In der Verwalterpraxis hat das Thema Versorgung der Wohnungseigentümer und Mieter mit sog. „Mieterstrom“ unter anderem durch Photovoltaikanlagen zunehmend praktische Bedeutung. Mieterstrom wird durch Photovoltaikanlagen auf Dachflächen produziert. Dann ist die GdWE die Betreiberin solcher Photovoltaikanlagen, um die Wohn- und Gewerbeeinheiten der Wohnungseigentumsanlage mit Strom zu versorgen. Mieter haben als Drittnutzer i. S. d. § 13, Abs. 1 WEG den Vorteil, den eigenen Verbrauchsstrom ihrer Einheit direkt von der GdWE über einen Versorgungsvertrag beziehen zu können. Unabhängig davon haben Wohnungseigentümer nach § 20, Abs. 2, Nr. 5 WEG (deren Mieter nach § 554, Abs. 1, Satz 1 BGB) einen Anspruch darauf, zum Beispiel Balkonkraftwerke („Steckersolargeräte“) aufgrund einer Beschlussfassung zu betreiben, was allerdings nicht der Begrifflichkeit „Mieterstrom“ unterzuordnen sein dürfte.

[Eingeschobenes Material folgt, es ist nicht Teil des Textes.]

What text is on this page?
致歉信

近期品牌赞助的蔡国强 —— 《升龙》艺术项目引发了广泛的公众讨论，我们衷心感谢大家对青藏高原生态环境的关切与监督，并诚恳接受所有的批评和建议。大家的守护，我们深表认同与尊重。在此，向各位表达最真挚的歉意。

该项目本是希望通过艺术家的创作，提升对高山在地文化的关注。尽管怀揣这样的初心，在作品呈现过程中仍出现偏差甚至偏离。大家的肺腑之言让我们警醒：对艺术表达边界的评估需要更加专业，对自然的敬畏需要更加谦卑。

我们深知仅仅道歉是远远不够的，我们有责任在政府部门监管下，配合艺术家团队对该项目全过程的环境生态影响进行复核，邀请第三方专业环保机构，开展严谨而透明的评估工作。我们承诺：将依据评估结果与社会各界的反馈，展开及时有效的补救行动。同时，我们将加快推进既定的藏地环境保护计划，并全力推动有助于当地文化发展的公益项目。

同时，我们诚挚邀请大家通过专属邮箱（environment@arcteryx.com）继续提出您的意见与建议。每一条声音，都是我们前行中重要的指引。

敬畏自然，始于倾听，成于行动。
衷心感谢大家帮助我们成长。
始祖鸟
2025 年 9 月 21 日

Als Mieterstrom wird nämlich der Strom bezeichnet, der von Solaranlagen mit einer installierten Leistung von maximal 100 Kilowatt auf dem Dach eines Wohngebäudes erzeugt und von dort direkt, das heißt ohne Netzdurchleitung an Letztverbraucher in diesem Gebäude oder in Wohngebäuden oder Nebenanlagen im unmittelbaren räumlichen Zusammenhang geliefert und verbraucht wird. Eigentümer ist insofern immer die GdWE. Die Errichtung und der Betrieb der Solaranlage können durch Beschlussfassung projektiert und dann umgesetzt werden. Dabei werden unterschiedliche Stufen (Vorbefassung und Umsetzung von Eigentümerbeschlüssen) durchlaufen. Die Grundlagen und deren wirtschaftliche Umsetzung, das heißt, auch das „Ob“ und das „Wie“ der Einholung von Genehmigungen und die Beantragung von Fördermitteln regelt die GdWE durch Beschluss. Beschlussfassungen erfolgen in einzelnen Stufen. Erstens ist über die Errichtung zu beschließen (Stufe 1). Die weitere Beschlussfassung umfasst die Finanzierung (Stufe 2). Auf der weiteren Stufe werden im Allgemeinen der Betrieb und die vertraglichen Verhältnisse der Stromversorgung der Selbstnutzer und Mieter mit dem erzeugten „Mieterstrom“ geregelt (Stufe 3).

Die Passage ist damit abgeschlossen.